Sechster Auftritt

[519] Valentin.


VALENTIN.


Lied.


Heissa lustig ohne Sorgen

Leb ich in den Tag hinein,

Niemand braucht mir was zu borgen,

Schön ists, ein Bedienter z' sein.

Erstens bin ich zart gewachsen

Wie der schönste Mann der Welt,

Alle Säck hab ich voll Maxen,

Was den Mädchen so gefällt.


Zweitens kann ich viel ertragen,

Hab ein lampelfrommen Sinn,

Vom Verstand will ich nichts sagen,

Weil ich zu bescheiden bin.

Drittens kann ich prächtig singen,

Meine Stimme gibt so aus,

Denn kaum laß ich sie erklingen,

Laufen s' alle gleich hinaus.


Viertens kann ich schreiben, lesen,

Hab vom Rechnen eine Spur,

Bin ein Tischlergsell gewesen –

Und ein Mann von Politur.

Fünftens, sechstens, siebntens, achtens

Fallt mir wirklich nichts mehr ein,

Darum muß meines Erachtens

Auch das Lied zu Ende sein.


Ah! heut kann ich einmal mit Recht sagen: Morgenstund tragt Gold im Mund. Hat mir die Sängerin, die neulich bei unserm Konzert eine chinesische Arie gesungen hat, für das Honorar, was ich ihr von dem gnädigen Herrn überbracht hab, zwei blanke Dukaten geschenkt. Der gnädige Herr hat ihr aber auch für eine einzige Arie fünfzig Dukaten bezahlen müssen. Das ist ein schönes Geld. Aber[519] das ist doch nichts gegen Engeland. In London, hör ich, da singen s' gar nach dem Gewicht. Da kommt eine von den großen Noten auf ein ganzes Pfund, drum heißt man s' auch die Pfundnoten. Da verdient sich eine an einem einzigen Abend einige Zenten. Die müssen immer ein Paar Pferd halten, daß sie ihnen das Honorar nachführen. Aber es war auch etwas Göttliches um diese Sängerin.

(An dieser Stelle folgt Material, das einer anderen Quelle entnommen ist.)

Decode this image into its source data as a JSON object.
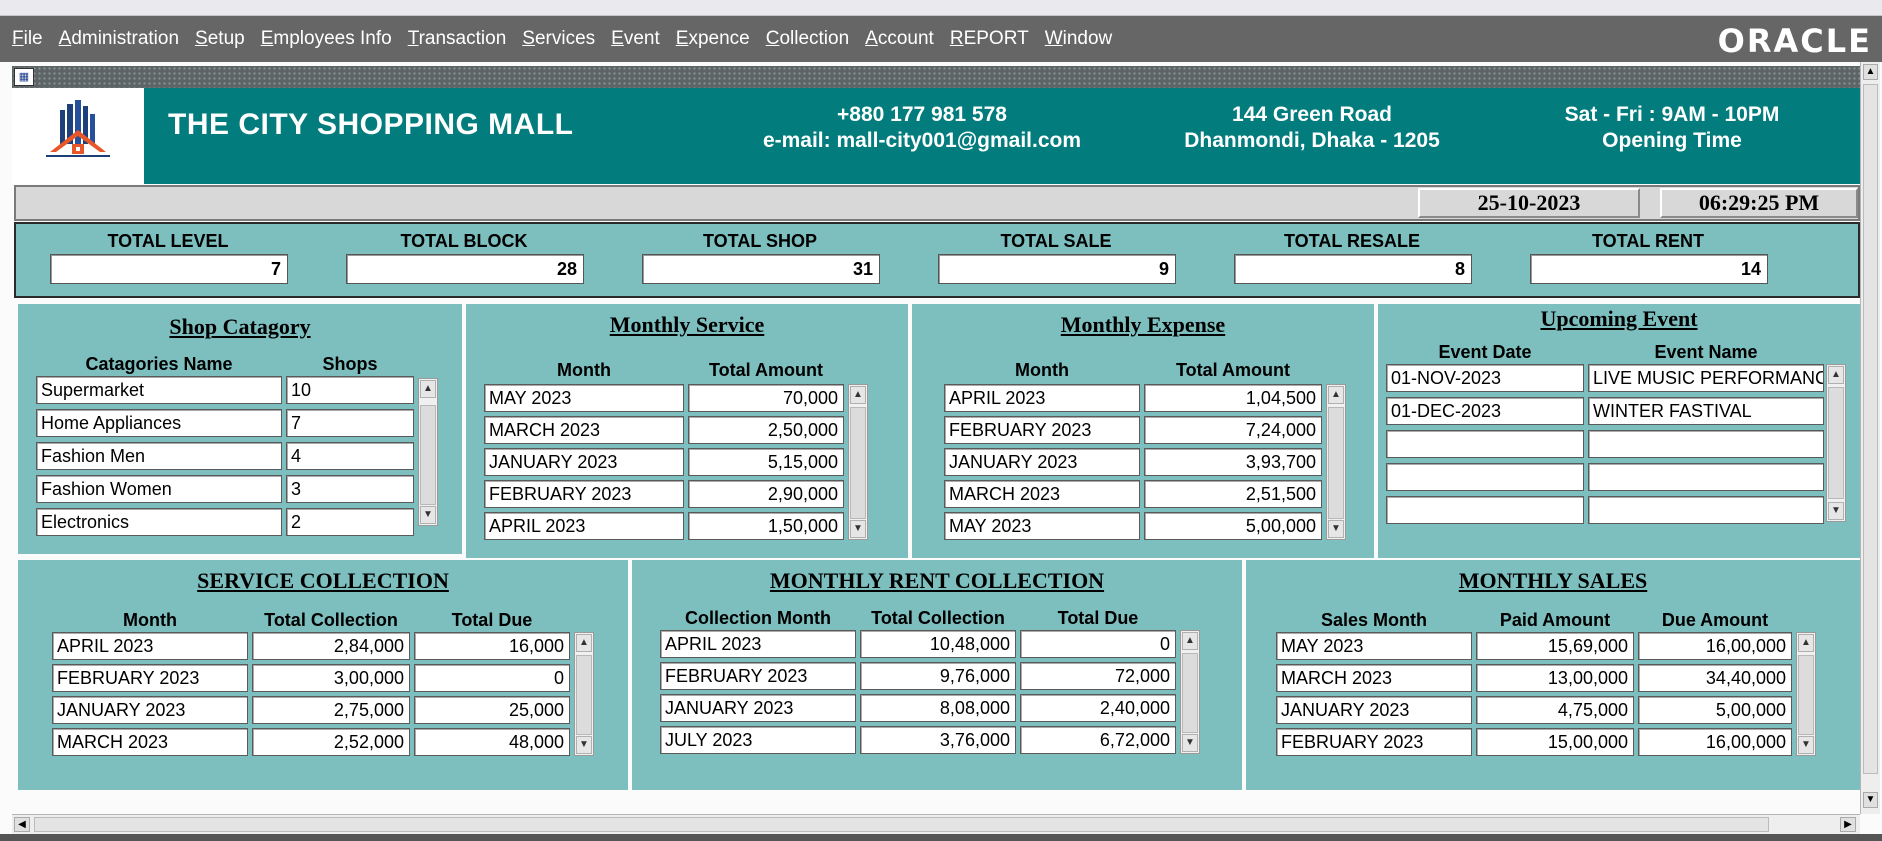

Ich versteh doch auch etwas von der Musik, weil ich in meiner Jugend öfter nach den Noten geprügelt worden bin, aber im Distonieren kommt ihr keine gleich. Ich hab die ganze Arie nicht hören können, weil ich im Hof unten war und die Jagdhund besänftigt hab, damit s' nicht so stark dreingeheult haben, aber einmal hat sie einen Schrei herausgelassen – Nein, ich hab schon verschiedene Frauenzimmer schreien ghört, doch dieser Ton hat mein Innerstes erschüttert. Aber den schönsten Wohlklang hat sie doch erst gezeigt, wie sie die zwei Dukaten auf den Tisch geworfen hat, das macht sie unsterblich. Und wenn ich ein Theaterdirektor wär: die engagieret ich unter den schönsten Bedingungen.

ROSA schleicht sich herein, tritt langsam vor und steht bei den letzten Worten mit verschlungenen Armen neben ihm. Und gelächelt hat sie auf mich – gelächelt hat sie –

ROSA. Nun und wie hat sie denn gelächelt? Lächelt boshaft. Wie denn? Hat sie so gelächelt – so?

VALENTIN. Ah, hör auf! Das ist ja nur eine Travestie auf ihr Lächeln. Du wirst dir doch nicht einbilden, daß du das auch imstand bist?

ROSA. Warum? Warum soll sie besser lachen können als ich?

VALENTIN. Nun eine Person, die für eine Arie fünfzig Dukaten kriegt, die wird doch kurios lachen können?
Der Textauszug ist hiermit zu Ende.